Other Things to Note
In addition to the above data, there are a few more things to be aware of. First, your bounce rate is going to go down. Way down. The event that tracks scrolling counts as an interaction. So if the visitor does not view any other pages they will NOT be counted as a bounce.
Second, your time on site and page will go up. I’m not going to get into all of the details here but for visits that only include one pageview, Google will use the last engagement HIT of the session to calculate time. So this will be the time the visitor gets to the bottom of the content or the page.
Your time measurements are going to be MUCH more accurate.
Before and After
To wrap up some analysis I thought it would be interesting to take a look at a few pieces of content and their perceived performance before this tracking technique.
Here’s a piece of content with data compared week over week. This week with the new content tracking vs. last week. Look at the HUGE difference in time on page and bounce rate.
An obvious improvement right? I’m getting much better numbers now that the code has been changed.

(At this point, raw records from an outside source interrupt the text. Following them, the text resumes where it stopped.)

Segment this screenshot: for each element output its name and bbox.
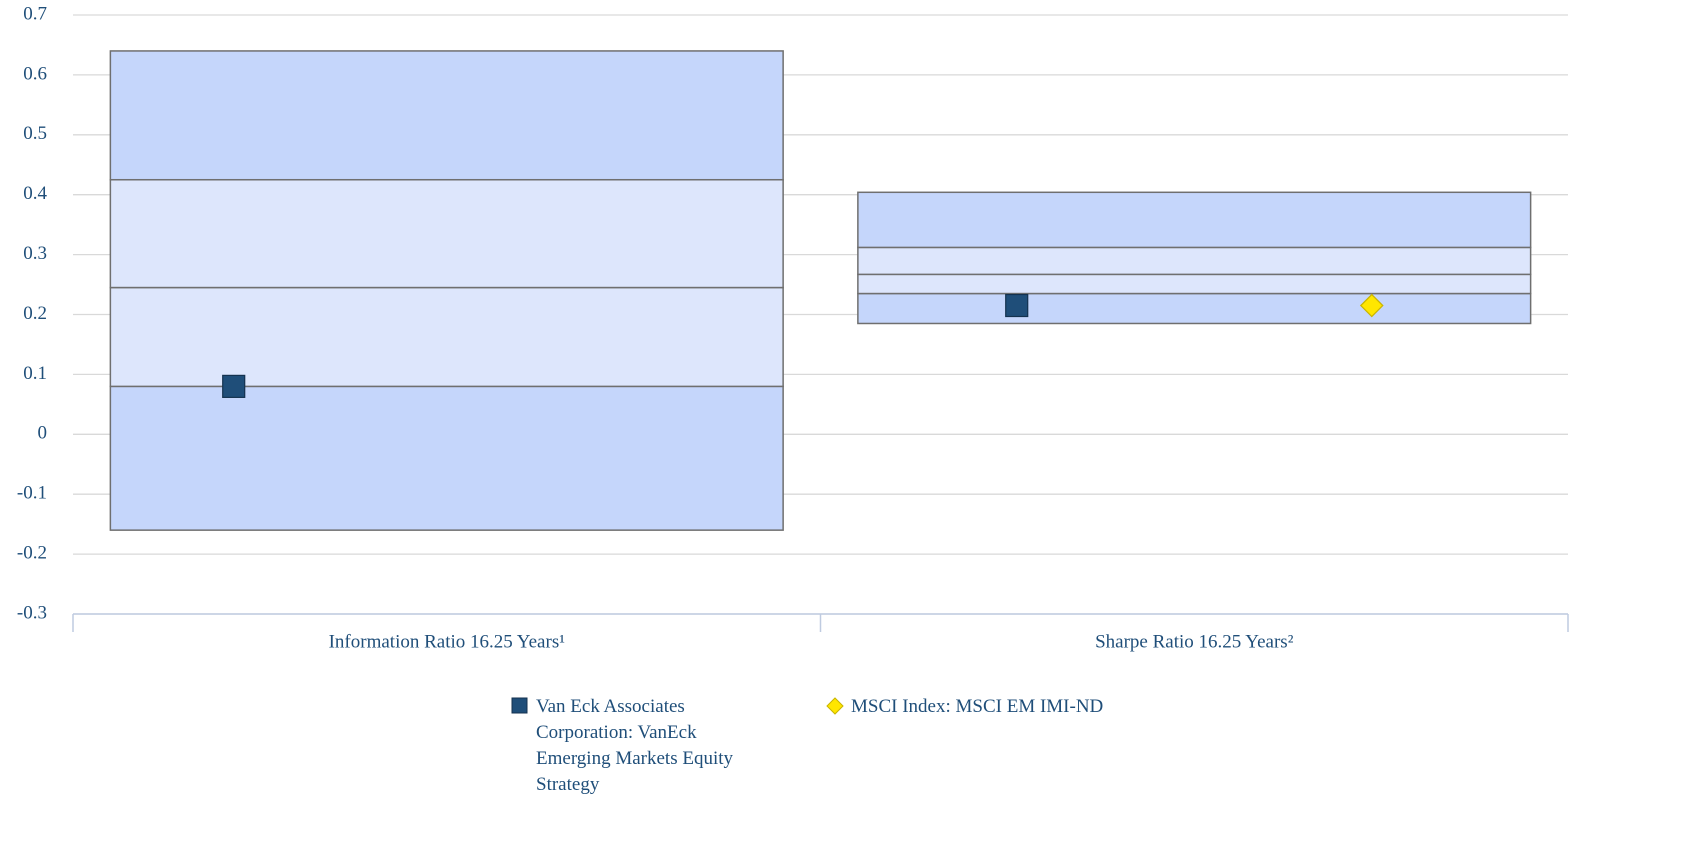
x-tick-label: Sharpe Ratio 16.25 Years² (1095, 631, 1294, 652)
percentile-band (109, 385, 784, 531)
legend-label: Van Eck Associates Corporation: VanEck E… (536, 696, 734, 795)
legend-item: MSCI Index: MSCI EM IMI-ND (826, 694, 1226, 720)
y-tick-label: 0.6 (23, 63, 47, 84)
percentile-band (857, 246, 1532, 276)
percentile-band (857, 191, 1532, 249)
percentile-band (857, 273, 1532, 295)
legend-label: MSCI Index: MSCI EM IMI-ND (851, 696, 1104, 717)
y-tick-label: 0.2 (23, 303, 47, 324)
x-tick-label: Information Ratio 16.25 Years¹ (329, 631, 566, 652)
percentile-band (109, 178, 784, 289)
y-tick-label: 0.3 (23, 243, 47, 264)
legend-symbol (826, 697, 844, 715)
y-tick-label: 0.4 (23, 183, 47, 204)
percentile-band (109, 286, 784, 388)
marker-square (222, 374, 246, 398)
y-tick-label: 0 (38, 423, 48, 444)
percentile-band (109, 50, 784, 181)
marker-square (1005, 293, 1029, 318)
y-tick-label: 0.5 (23, 123, 47, 144)
legend-marker (826, 697, 844, 715)
y-tick-label: 0.1 (23, 363, 47, 384)
y-tick-label: -0.2 (17, 542, 47, 563)
y-tick-label: 0.7 (23, 3, 47, 24)
y-tick-label: -0.3 (17, 602, 47, 623)
marker-diamond (1359, 293, 1384, 318)
legend-marker (511, 697, 528, 714)
percentile-band (857, 292, 1532, 325)
legend-symbol (511, 697, 528, 714)
y-tick-label: -0.1 (17, 483, 47, 504)
legend-item: Van Eck Associates Corporation: VanEck E… (511, 694, 761, 798)
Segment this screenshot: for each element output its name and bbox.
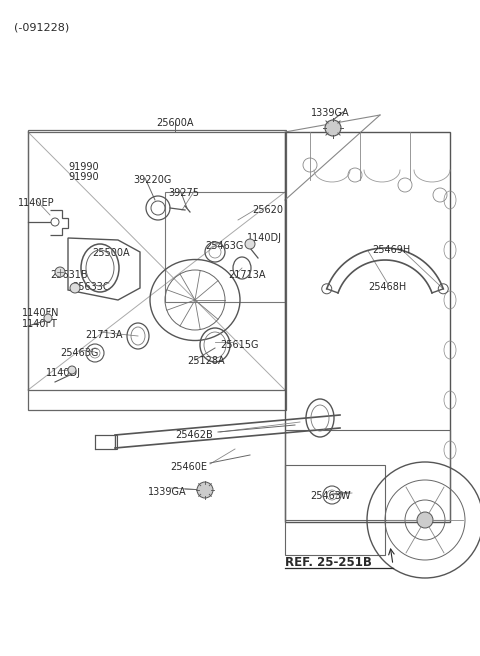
- Circle shape: [325, 120, 341, 136]
- Text: REF. 25-251B: REF. 25-251B: [285, 556, 372, 569]
- Text: 21713A: 21713A: [228, 270, 265, 280]
- Text: 91990: 91990: [68, 162, 98, 172]
- Text: 1339GA: 1339GA: [148, 487, 187, 497]
- Text: 39275: 39275: [168, 188, 199, 198]
- Bar: [28, 130, 286, 410]
- Text: 25462B: 25462B: [175, 430, 213, 440]
- Text: 25600A: 25600A: [156, 118, 194, 128]
- Text: 1140FT: 1140FT: [22, 319, 58, 329]
- Text: 25620: 25620: [252, 205, 283, 215]
- Circle shape: [70, 283, 80, 293]
- Text: 25633C: 25633C: [72, 282, 109, 292]
- Text: 25463G: 25463G: [60, 348, 98, 358]
- Text: 25460E: 25460E: [170, 462, 207, 472]
- Circle shape: [55, 267, 65, 277]
- Circle shape: [245, 239, 255, 249]
- Bar: [285, 465, 385, 555]
- Text: 25468H: 25468H: [368, 282, 406, 292]
- Text: (-091228): (-091228): [14, 22, 69, 32]
- Text: 1140DJ: 1140DJ: [247, 233, 282, 243]
- Circle shape: [44, 314, 52, 322]
- Text: 21713A: 21713A: [85, 330, 122, 340]
- Bar: [285, 430, 450, 520]
- Text: 25463G: 25463G: [205, 241, 243, 251]
- Bar: [95, 435, 117, 449]
- Text: 25463W: 25463W: [310, 491, 350, 501]
- Text: 25500A: 25500A: [92, 248, 130, 258]
- Text: 1140EP: 1140EP: [18, 198, 55, 208]
- Text: 1140DJ: 1140DJ: [46, 368, 81, 378]
- Bar: [285, 132, 450, 522]
- Circle shape: [68, 366, 76, 374]
- Text: 25631B: 25631B: [50, 270, 88, 280]
- Text: 39220G: 39220G: [133, 175, 171, 185]
- Circle shape: [197, 482, 213, 498]
- Text: 25469H: 25469H: [372, 245, 410, 255]
- Text: 1339GA: 1339GA: [311, 108, 349, 118]
- Bar: [165, 192, 285, 302]
- Text: 25128A: 25128A: [187, 356, 225, 366]
- Text: 91990: 91990: [68, 172, 98, 182]
- Circle shape: [417, 512, 433, 528]
- Text: 1140FN: 1140FN: [22, 308, 60, 318]
- Text: 25615G: 25615G: [220, 340, 259, 350]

What About Custom Variables?
If you read part one then you’re probably wondering about the custom variables. The code actually sets a custom variable when someone reaches the bottom of the page in more than 60 seconds. If they get to the bottom in less then 60 seconds then they are a scanner.
After seeing how few people actually make it to the bottom of the HTML page I think this code should be moved to the bottom of the Content section. So I moved the code. I also changed the code to be a page-level custom var.
Custom vars will give you much of the same data that you get from events. Analysis for custom vars will have to wait.
That’s the end… for now.
I hope you find this interesting. I certainly do. I think it opens the door to a different, more accurate, method to track content.
Again, thank you to all the people that have contributed.